Phil DeMuth, an investment advisor, and author of “The Little Book of Alternative Investments,” says now is a great time to buy a house.

“Housing prices are where they were back in 2002 and you’ve got mortgage rates at five percent now on a 30-year mortgage," he said. "If you can put the 20 percent down and qualify for a good mortgage, this is an excellent time to buy a house. It’s tough to forecast interest rates, but I see the current situation as a win-win for the potential home buyer.” 

According to the analysts of Moody’s Analytics, “houses are more affordable now than they have been in decades, and in some areas, prices are listed below the valuation level prior to the housing bubble which peaked in early 2007.”

With the spring market in full bloom, this is a great time to sell or buy a house.

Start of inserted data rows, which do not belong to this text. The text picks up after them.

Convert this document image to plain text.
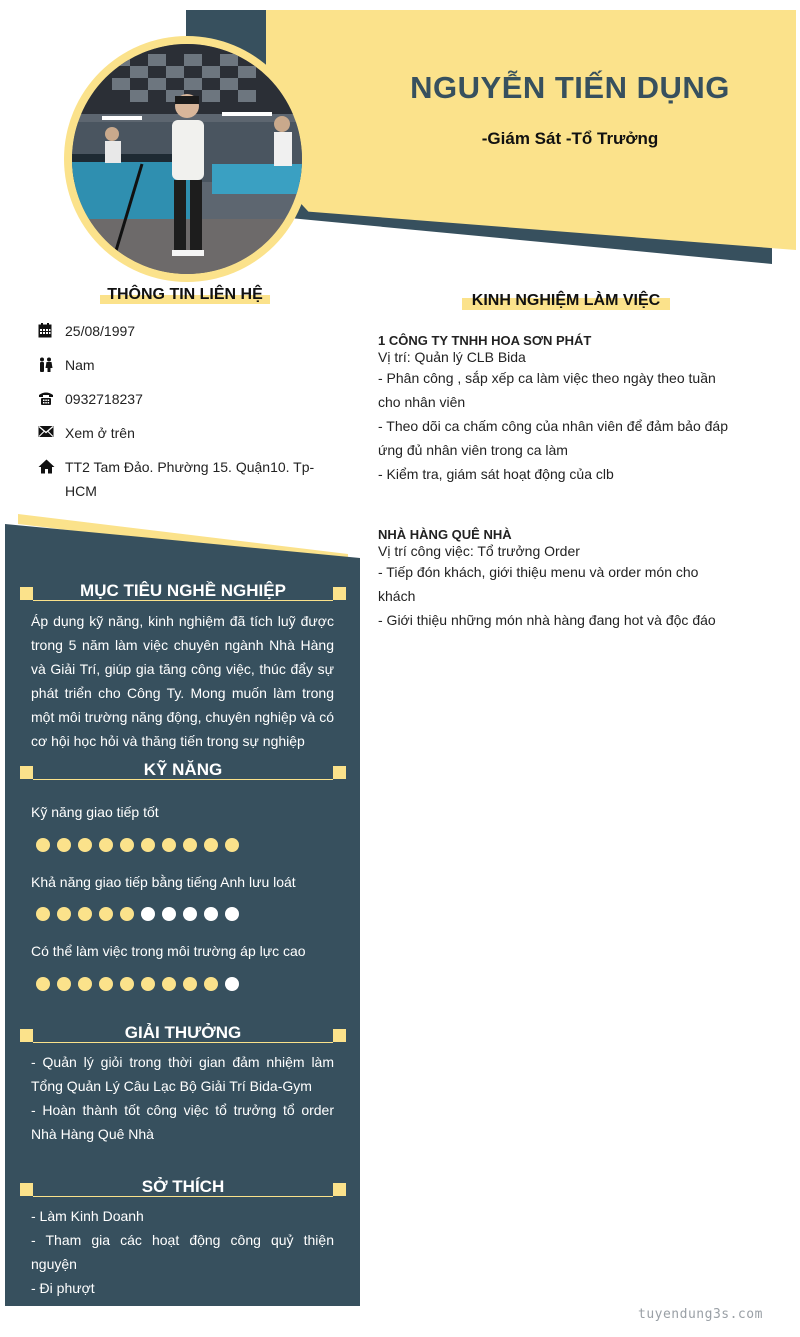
NGUYỄN TIẾN DỤNG
-Giám Sát -Tổ Trưởng
THÔNG TIN LIÊN HỆ
25/08/1997
Nam
0932718237
Xem ở trên
TT2 Tam Đảo. Phường 15. Quận10. Tp-HCM
KINH NGHIỆM LÀM VIỆC
1 CÔNG TY TNHH HOA SƠN PHÁT
Vị trí: Quản lý CLB Bida
- Phân công , sắp xếp ca làm việc theo ngày theo tuần cho nhân viên
- Theo dõi ca chấm công của nhân viên để đảm bảo đáp ứng đủ nhân viên trong ca làm
- Kiểm tra, giám sát hoạt động của clb
NHÀ HÀNG QUÊ NHÀ
Vị trí công việc: Tổ trưởng Order
- Tiếp đón khách, giới thiệu menu và order món cho khách
- Giới thiệu những món nhà hàng đang hot và độc đáo
MỤC TIÊU NGHỀ NGHIỆP
Áp dụng kỹ năng, kinh nghiệm đã tích luỹ được trong 5 năm làm việc chuyên ngành Nhà Hàng và Giải Trí, giúp gia tăng công việc, thúc đẩy sự phát triển cho Công Ty. Mong muốn làm trong một môi trường năng động, chuyên nghiệp và có cơ hội học hỏi và thăng tiến trong sự nghiệp
KỸ NĂNG
Kỹ năng giao tiếp tốt
Khả năng giao tiếp bằng tiếng Anh lưu loát
Có thể làm việc trong môi trường áp lực cao
GIẢI THƯỞNG
- Quản lý giỏi trong thời gian đảm nhiệm làm Tổng Quản Lý Câu Lạc Bộ Giải Trí Bida-Gym
- Hoàn thành tốt công việc tổ trưởng tổ order Nhà Hàng Quê Nhà
SỞ THÍCH
- Làm Kinh Doanh
- Tham gia các hoạt động công quỷ thiện nguyện
- Đi phượt
tuyendung3s.com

Jim McKenna can be reached at 973-271-2240 or via email at jmckenna@atlantichomeloans.com.

Ed April 11, 2011 at 01:32 AM
Never heard a realtor say it was a bad time to buy a house. I think this is what drove the market up to create a bubble. Realtors always told buyers "great time to buy" and "we can get you financed" It was the realtor who lead the buyers to financiers who would give them a mortgages with zero down and undocumented finances. Remember a realtor gets a $60,0000 check every time they sell a one million dollar home. For the last 2 years realtor's pitch was "interest will be going up soon". Most real estate economist (people who do do not collect $60,000 on a sale) believe there is an over supply of houses it will take 10 to 20 years to recover. And with congress talking about lowering the deduction for mortgage interest. And please don't forget the easiest way for towns to create money is raising property tax. Yes, If you can afford to buy, want the freedom and independence of owning a house, then yes, buy a house. Don't count on home ownership vs. renting for financial gains this generation sorry......
karlbills April 11, 2011 at 06:18 AM
I just refinanced using "Mortgage Refinance 123" and went from a 5.5/20yr to a 3.25/15yr. Monthly payments went down by about $100 but overall savings over the life of the loan are over $60,000. Definitely worth it in my opinion. Learn more about refi before you do one.
Carl April 12, 2011 at 07:06 PM
$60,000 huh?!? More like $25,000 commission on a $1,000,000 sale. Still not bad though!
suzanne April 14, 2011 at 02:24 PM
$60,000 on a $1,000,000 sale??? You obviously were never a real estate agent. This is not even close to what an agent will get. For all the deals and clients who change their minds or have you searching for them for three years, the commission an agent gets at the closing table is well earned. It's too bad people think that all agents are just trying to look out for themselves. This is not the case among all the agents I have met while working in the Chathams. This is a hard job---stressful. These folks deserve your loyalty. Remember, this is a job, not a volunteer stint. I am sure we all want to get a pay check for our work. Suzanne
Duncan Munchkin May 05, 2011 at 09:21 PM
Suzanne...I feel for you. It must be difficult to constantly have to bite your lip while you convince some unsuspecting out of towner that a 3 bedroom cape is really worth $799K, or that North Passaic isn't really that noisy--"you'll get used to it." I'll try to get everyone in this town who was sold bloated real estate and is underwater now to pitch in and buy you guys and gals a fruit basket. Thankfully, the next leg down is coming.
Sir May 06, 2011 at 02:39 PM
Sounds like duncan fell hook, line and sinker and overpaid. Oh well. Realtors show houses, adults make decisions as whether they are a good investment or not.